Cette période dure en moyenne 2 à 3 ans. L’équation qui y correspond pour définir la vision du couple est 1 + 1 = 1
- Différenciation : la passion s’estompe pour laisser place à un retour à la réalité. Les partenaires découvrent leurs différences. Ils prennent conscience de leurs divergences, ce qui est nécessaire pour rencontrer l’autre dans sa complexité, au-delà de l’image idéalisée et projetée de ses attentes. C’est dans ce stade que les partenaires retrouvent du temps pour eux-mêmes, pour leurs intérêts et donc une certaine indépendance, qui ne nuit pas au couple, au contraire. C’est le stade le plus critique car cette désidéalisation de l’autre et de la relation de couple demande des réaménagements afin de le faire perdurer. Si certaines personnes arrivées à ce stade, se posent la question de la perte d’amour, c’est parce qu’ils associent la relation d’amour à la phase de fusion, qui inévitablement prend fin à un moment donné. C’est la tradition romantique qui crée des croyances erronées sur ce qui définit l’amour. La grande difficulté de ce stade est que les deux partenaires n’atterrissent pas de leur petit nuage en même temps. La clef pour dépasser ce stade et permettre au couple de continuer à s’épanouir autrement est la communication.

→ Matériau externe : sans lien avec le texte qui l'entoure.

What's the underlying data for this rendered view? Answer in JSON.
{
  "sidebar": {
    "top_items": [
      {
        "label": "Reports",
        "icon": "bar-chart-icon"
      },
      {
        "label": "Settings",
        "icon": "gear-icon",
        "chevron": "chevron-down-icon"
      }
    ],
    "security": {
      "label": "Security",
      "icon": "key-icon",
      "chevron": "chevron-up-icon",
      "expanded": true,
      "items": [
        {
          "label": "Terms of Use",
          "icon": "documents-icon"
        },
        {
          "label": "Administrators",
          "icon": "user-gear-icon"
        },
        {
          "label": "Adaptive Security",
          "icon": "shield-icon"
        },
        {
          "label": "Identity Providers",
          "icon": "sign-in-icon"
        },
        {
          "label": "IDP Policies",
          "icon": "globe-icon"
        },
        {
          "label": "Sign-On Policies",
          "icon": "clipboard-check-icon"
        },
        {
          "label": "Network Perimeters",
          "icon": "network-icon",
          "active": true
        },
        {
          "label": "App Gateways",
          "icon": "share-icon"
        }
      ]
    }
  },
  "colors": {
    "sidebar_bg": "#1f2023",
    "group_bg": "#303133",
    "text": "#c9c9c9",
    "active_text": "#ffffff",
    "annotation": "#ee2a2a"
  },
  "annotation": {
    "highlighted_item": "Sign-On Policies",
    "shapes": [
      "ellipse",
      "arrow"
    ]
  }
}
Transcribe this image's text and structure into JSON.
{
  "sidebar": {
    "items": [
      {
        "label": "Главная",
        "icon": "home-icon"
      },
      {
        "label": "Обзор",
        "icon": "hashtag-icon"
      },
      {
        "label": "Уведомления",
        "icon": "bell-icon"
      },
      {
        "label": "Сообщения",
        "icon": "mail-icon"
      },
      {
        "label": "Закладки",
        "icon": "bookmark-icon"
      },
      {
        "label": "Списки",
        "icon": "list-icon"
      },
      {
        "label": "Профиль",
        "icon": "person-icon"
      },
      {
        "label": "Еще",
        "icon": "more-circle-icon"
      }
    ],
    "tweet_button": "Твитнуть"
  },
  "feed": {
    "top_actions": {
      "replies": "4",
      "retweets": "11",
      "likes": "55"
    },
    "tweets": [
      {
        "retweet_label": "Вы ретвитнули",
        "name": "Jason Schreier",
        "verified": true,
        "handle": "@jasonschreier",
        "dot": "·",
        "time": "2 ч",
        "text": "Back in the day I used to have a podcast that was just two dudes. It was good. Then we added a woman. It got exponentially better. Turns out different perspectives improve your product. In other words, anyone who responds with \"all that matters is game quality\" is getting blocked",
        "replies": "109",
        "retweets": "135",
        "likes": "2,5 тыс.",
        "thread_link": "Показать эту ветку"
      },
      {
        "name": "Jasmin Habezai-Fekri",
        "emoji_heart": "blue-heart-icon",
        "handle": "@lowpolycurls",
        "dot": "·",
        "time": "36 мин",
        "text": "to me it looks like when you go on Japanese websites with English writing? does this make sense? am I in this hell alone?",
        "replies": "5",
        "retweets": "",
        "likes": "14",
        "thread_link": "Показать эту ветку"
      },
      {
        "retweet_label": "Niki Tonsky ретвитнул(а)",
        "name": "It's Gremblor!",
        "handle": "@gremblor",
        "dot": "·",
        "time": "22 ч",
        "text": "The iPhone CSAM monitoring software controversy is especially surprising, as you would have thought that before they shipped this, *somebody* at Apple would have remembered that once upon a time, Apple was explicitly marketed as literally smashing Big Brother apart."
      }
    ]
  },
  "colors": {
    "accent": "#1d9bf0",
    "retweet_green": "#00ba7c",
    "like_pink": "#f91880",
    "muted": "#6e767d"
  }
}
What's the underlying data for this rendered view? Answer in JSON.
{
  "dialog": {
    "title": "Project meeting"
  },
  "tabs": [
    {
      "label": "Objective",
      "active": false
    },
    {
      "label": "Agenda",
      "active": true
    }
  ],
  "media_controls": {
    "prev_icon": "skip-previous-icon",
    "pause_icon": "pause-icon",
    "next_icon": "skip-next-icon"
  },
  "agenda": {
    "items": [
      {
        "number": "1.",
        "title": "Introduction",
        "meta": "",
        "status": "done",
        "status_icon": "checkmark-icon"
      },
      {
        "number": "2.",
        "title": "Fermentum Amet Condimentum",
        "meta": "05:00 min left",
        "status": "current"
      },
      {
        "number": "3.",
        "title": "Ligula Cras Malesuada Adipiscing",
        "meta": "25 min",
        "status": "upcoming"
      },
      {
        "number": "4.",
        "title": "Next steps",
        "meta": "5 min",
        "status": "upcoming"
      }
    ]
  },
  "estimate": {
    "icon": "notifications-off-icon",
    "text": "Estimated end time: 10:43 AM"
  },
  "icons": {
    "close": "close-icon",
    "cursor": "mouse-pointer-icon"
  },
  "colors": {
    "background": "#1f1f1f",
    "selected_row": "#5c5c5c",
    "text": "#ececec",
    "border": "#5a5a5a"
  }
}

Cette phase arrive souvent autour des 7 ans de couple, ce qui explique pourquoi on parle souvent de la « crise des 7 ans », après avoir survécu à « l’amour dure 3 ans ». L’équation qui y correspond pour définir la vision du couple est 1 +1 = 2
- Le rapprochement : une fois la fusion puis la dé-fusion vécue, le couple peut s’engager ensemble, en premier lieu symboliquement, en ayant des projets communs. Dans cette phase, les partenaires peuvent se redéfinir, mesurer la comptabilité de leurs attentes respectives et des moyens que chacun peut et veut déployer pour faire fonctionner le couple de manière épanouissante. Après la passion et la différenciation, place à la sérénité harmonieuse. C’est un contrat (symbolique) durable qui est passé entre les partenaires.
L’équation qui y correspond pour définir la vision du couple est 1 +1 = 3. Les deux partenaires ont chacun leur identité propre et créent une troisième identité reprenant ce qui est partagé et mis en commun. La difficulté de ce stade est la routine qui peut s’installer insidieusement. Avec la durée de la relation, et souvent la cohabitation, il y a un risque de perte d’érotisme au profit d’une relation d’amitié.
Dans les deux premières phases, le couple connaît beaucoup d’action et de dynamisme.
La fusion du début de relation est marquée par la découverte des premières fois ensemble, qui peuvent être très nombreuses et célébrées comme telles. Chaque nouvelle expérience ensemble est une occasion de créer du lien et des émotions. Au niveau de la sexualité il en va de même, c’est une phase lune de miel, où la sexualité est souvent très présente et dans laquelle les deux partenaires sont demandeurs. La deuxième phase est moins marquée par ces découvertes et échanges fusionnels, mais est tout aussi dynamique, à cause des réajustements nécessaires. Les conflits, les discussions, essentiels au recadrement et réajustement, dynamisent le couple. Cette tension dans le couple peut être convertie en énergie érotique et sexuelle au profit de la vie sexuelle du couple.
C’est souvent dans la troisième phase que les partenaires risquent de se sentir en difficulté ou même en détresse par rapport à la passivité ou l’inertie du couple.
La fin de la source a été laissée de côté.